AKMA's Random Thoughts

October 21, 2002

Why We Love Blogaria

It’s so easy to learn when we make mistakes.

We might, on the other hand, launch a scurrilous rebuttal, arguing that we shouldn’t be held accountable for what we said, only for what we meant. We might call names and fume and pout. We might enlist our allies (such affiliations don’t ascend to the plateau of “friendship”) to spill oil on the troubled waters.

Or, we can say, “Thanks for the clarification, Tutor. I’ll try to be get it right next time.”

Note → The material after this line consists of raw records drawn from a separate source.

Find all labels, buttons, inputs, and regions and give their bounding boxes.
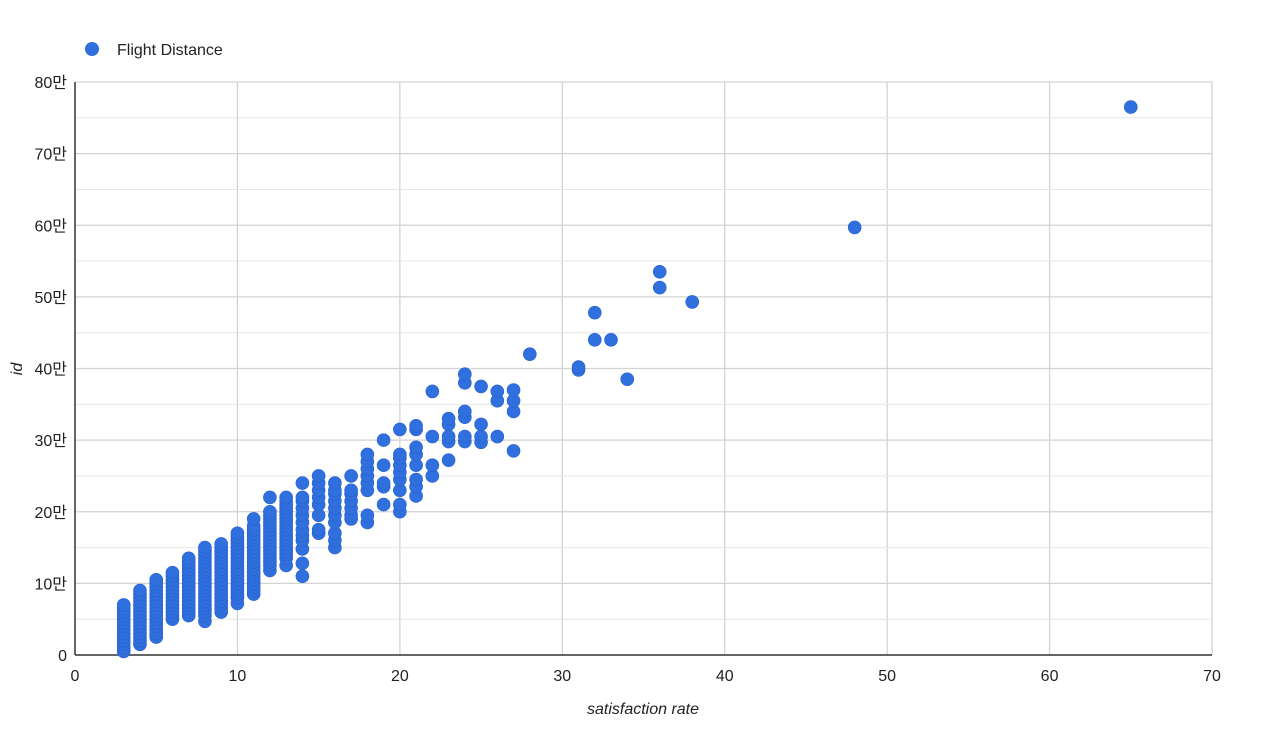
data-point xyxy=(522,347,537,361)
y-tick-label: 80만 xyxy=(34,74,67,92)
y-tick-label: 60만 xyxy=(34,217,67,235)
data-point xyxy=(328,476,342,490)
data-point xyxy=(263,490,277,505)
legend-label-flight-distance: Flight Distance xyxy=(117,42,223,59)
data-point xyxy=(149,572,164,587)
y-tick-label: 0 xyxy=(58,648,67,665)
data-point xyxy=(474,417,488,432)
data-point xyxy=(214,537,228,551)
data-point xyxy=(587,333,602,347)
data-point xyxy=(425,384,440,399)
y-tick-label: 50만 xyxy=(34,289,67,307)
x-tick-label: 70 xyxy=(1203,668,1221,685)
data-point xyxy=(441,453,456,467)
data-point xyxy=(425,458,440,472)
y-axis-tick-labels: 0 10만 20만 30만 40만 50만 60만 70만 80만 xyxy=(34,74,67,665)
data-point xyxy=(133,583,147,598)
data-point xyxy=(441,429,456,444)
data-point xyxy=(409,440,423,455)
legend[interactable]: Flight Distance xyxy=(85,42,223,59)
data-point xyxy=(425,429,440,444)
data-point xyxy=(474,429,488,444)
x-tick-label: 40 xyxy=(716,668,734,685)
y-tick-label: 70만 xyxy=(34,146,67,164)
data-point xyxy=(360,447,375,462)
legend-marker-flight-distance xyxy=(85,42,99,56)
data-point xyxy=(652,265,667,279)
data-point xyxy=(311,469,326,483)
data-point xyxy=(198,540,212,555)
data-point xyxy=(685,295,700,309)
data-point xyxy=(360,508,375,523)
y-tick-label: 20만 xyxy=(34,504,67,522)
data-point xyxy=(490,429,505,444)
data-point xyxy=(116,598,131,612)
data-point xyxy=(279,490,293,505)
data-point xyxy=(652,280,667,295)
data-point xyxy=(376,497,391,512)
data-point xyxy=(506,444,521,458)
data-point xyxy=(344,469,358,483)
x-tick-label: 10 xyxy=(229,668,247,685)
data-point xyxy=(571,360,586,374)
data-point xyxy=(165,565,180,580)
data-point xyxy=(246,512,261,526)
data-point xyxy=(376,433,391,447)
x-tick-label: 0 xyxy=(71,668,80,685)
data-point xyxy=(458,429,472,444)
data-point xyxy=(263,504,277,519)
gridlines xyxy=(75,81,1213,655)
axes xyxy=(74,82,1212,656)
data-point xyxy=(181,551,196,566)
data-point xyxy=(295,490,310,505)
data-point xyxy=(295,556,310,571)
x-tick-label: 50 xyxy=(878,668,896,685)
x-tick-label: 20 xyxy=(391,668,409,685)
data-point xyxy=(604,333,618,347)
data-point xyxy=(506,383,521,397)
data-point xyxy=(458,367,472,382)
x-axis-tick-labels: 0 10 20 30 40 50 60 70 xyxy=(71,668,1221,685)
data-point xyxy=(393,447,407,462)
y-axis-title: id xyxy=(9,362,26,376)
y-tick-label: 40만 xyxy=(34,361,67,379)
data-point xyxy=(376,458,391,472)
data-point xyxy=(458,404,472,419)
data-point xyxy=(620,372,635,387)
data-point xyxy=(393,497,407,512)
data-point xyxy=(295,476,310,490)
data-point xyxy=(393,422,407,437)
data-point xyxy=(230,526,245,541)
data-point xyxy=(441,411,456,426)
data-point xyxy=(847,220,862,235)
x-axis-title: satisfaction rate xyxy=(587,701,699,718)
x-tick-label: 60 xyxy=(1041,668,1059,685)
x-tick-label: 30 xyxy=(553,668,571,685)
data-point xyxy=(474,379,488,394)
data-point xyxy=(587,305,602,320)
y-tick-label: 30만 xyxy=(34,432,67,450)
data-points xyxy=(116,100,1138,659)
data-point xyxy=(409,418,423,433)
data-point xyxy=(311,522,326,537)
data-point xyxy=(295,569,310,584)
data-point xyxy=(490,384,505,399)
data-point xyxy=(344,483,358,498)
data-point xyxy=(409,472,423,487)
y-tick-label: 10만 xyxy=(34,575,67,593)
data-point xyxy=(1123,100,1138,114)
data-point xyxy=(376,476,391,490)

Posted by AKMA at October 21, 2002 07:58 AM | TrackBack
Comments

A variable leads a simple life, full of activity but quite short (measured in nanoseconds, usually). It all begins when the program finds a variable declaration, and a variable is born into the world of the executing program. There are two possible places where the variable might live, but we will venture into that a little later.

Posted by: Henry at January 13, 2004 08:24 AM

This code should compile and run just fine, and you should see no changes in how the program works. So why did we do all of that?

Posted by: Aveline at January 13, 2004 08:24 AM

Each Stack Frame represents a function. The bottom frame is always the main function, and the frames above it are the other functions that main calls. At any given time, the stack can show you the path your code has taken to get to where it is. The top frame represents the function the code is currently executing, and the frame below it is the function that called the current function, and the frame below that represents the function that called the function that called the current function, and so on all the way down to main, which is the starting point of any C program.